Jupiter parmi les mortels – Gaspard Koenig

Dans Les Échos, Gaspard Koenig voit dans le résultat des élections législatives une opportunité pour renouer avec la culture du compromis. Le retour en grâce de la pratique parlementaire nous permettra d’en finir avec le présidentialisme jupitérien. 

 

Depuis dimanche, les commentateurs politiques s’agitent çà et là pour décrypter ce qui, depuis l’instauration du quinquennat et la synchronisation du calendrier électoral, apparaît d’autant plus inédit : l’absence de majorité absolue donnée au Président de la République. Si bon nombre d’éditorialistes fulminent contre ce qu’ils jugent être une France ingouvernable, Gaspard salue au contraire un vent de fraîcheur après la tempête jupitérienne. Tout d’abord, jamais l’Assemblée n’avait semblé aussi représentative de la diversité des opinions politiques de nos concitoyens et cela sans la mise en place d’un scrutin proportionnel. Ensuite, le résultat de dimanche nous donne à voir une diversité sociologique inédite parmi les nouveaux députés. Pour la première fois, une femme de ménage fait son entrée au Palais Bourbon !

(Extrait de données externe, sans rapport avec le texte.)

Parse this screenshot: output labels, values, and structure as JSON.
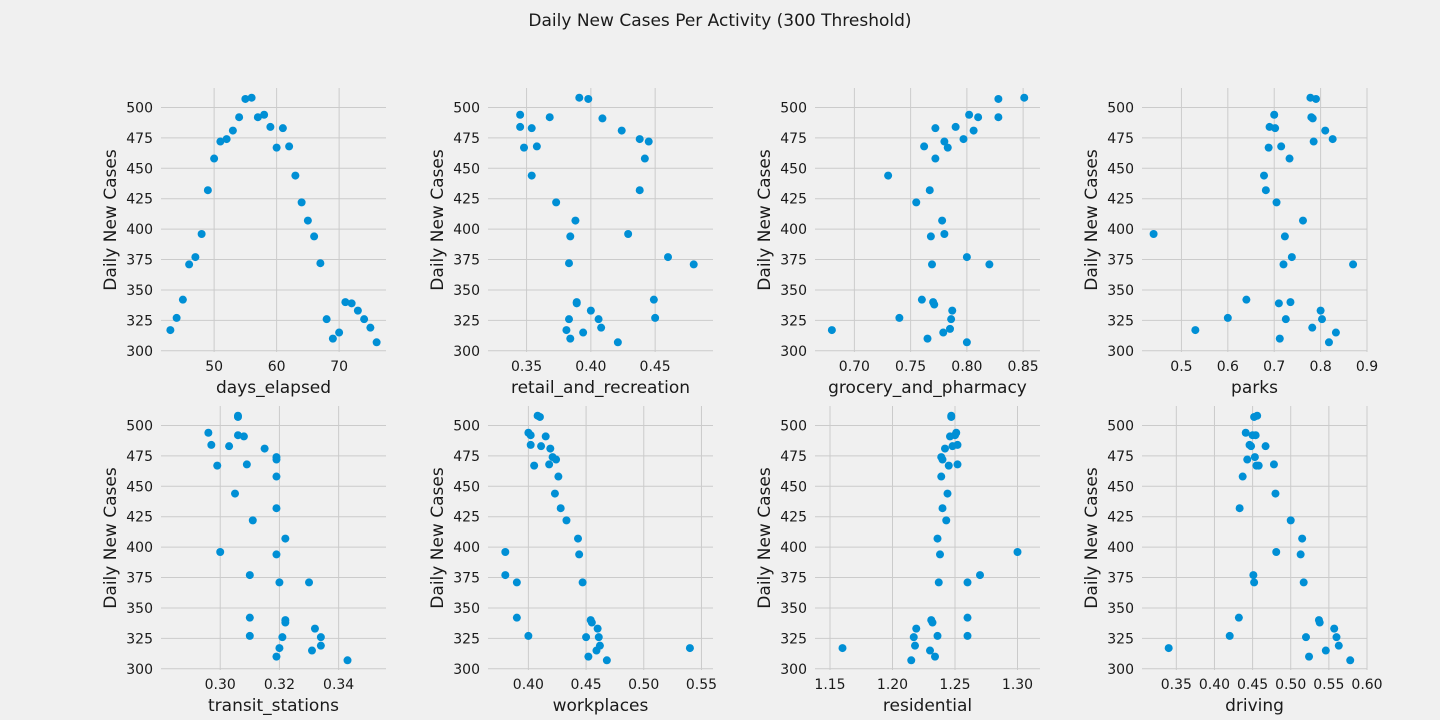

Alors que le précédent quinquennat d’Emmanuel Macron avait poussé l’hyperprésidentialisme à son paroxysme tant dans la symbolique que dans la pratique du pouvoir (240 projets de lois gouvernementaux contre 114 propositions de lois parlementaires), le Président et sa majorité relative se retrouvent désormais contraints de passer à la table des négociations. Quoi de plus normal finalement que de voir chacun revenir à son poste. L’exécutif exécutera les lois, le Parlement les discutera et les votera.

“Cette législature pourrait imposer par la pratique ce qui semblait impossible à obtenir par la voie de la réforme constitutionnelle : “Déprésidentialiser la Ve République” comme le réclame Jean Jacques Urvoas, ancien garde des Sceaux, dans le récent rapport de GenerationLibre.”

Néanmoins comme le rappelle Gaspard, “pour que change l’esprit des institutions, il faudra que les acteurs politiques changent d’attitude”. Autrement dit, il est impératif que les députés de l’opposition dont ceux issus de la NUPES adoptent une démarche constructive pour en finir avec une opposition de principe qui s’avère aussi caricaturale sur la forme qu’inefficace sur le fond. De façon similaire, les députés de la majorité doivent rompre avec l’arrogance qui a parfois caractérisé la dernière législature afin de prendre acte de la volonté émise par les Français d’avoir une Assemblée pluraliste.

Ainsi, c’est une nouvelle mécanique institutionnelle qui se doit mettre en place. En l’état, la Première ministre ne peut rester en poste. Le Premier ministre doit être en quelque sorte désigné par l’Assemblée. Le chef de l’État doit d’abord rester dans son pré-carré présidentiel en vertu de la Constitution de 1958 : être le chef des armées et la clé de voute des institutions. De plus, Gaspard félicite ce retour au parlementarisme qui réintroduira in fine du temps long dans les débats, rompant ainsi avec “l’inflation normative dont se désespère le Conseil d’État”.

“Je forme le voeux que cette expérience soit l’occasion de redécouvrir les vertus du parlementarisme que nos voisins européens pratiquent sans drame, et avec elles les vertus humaines du dialogue.”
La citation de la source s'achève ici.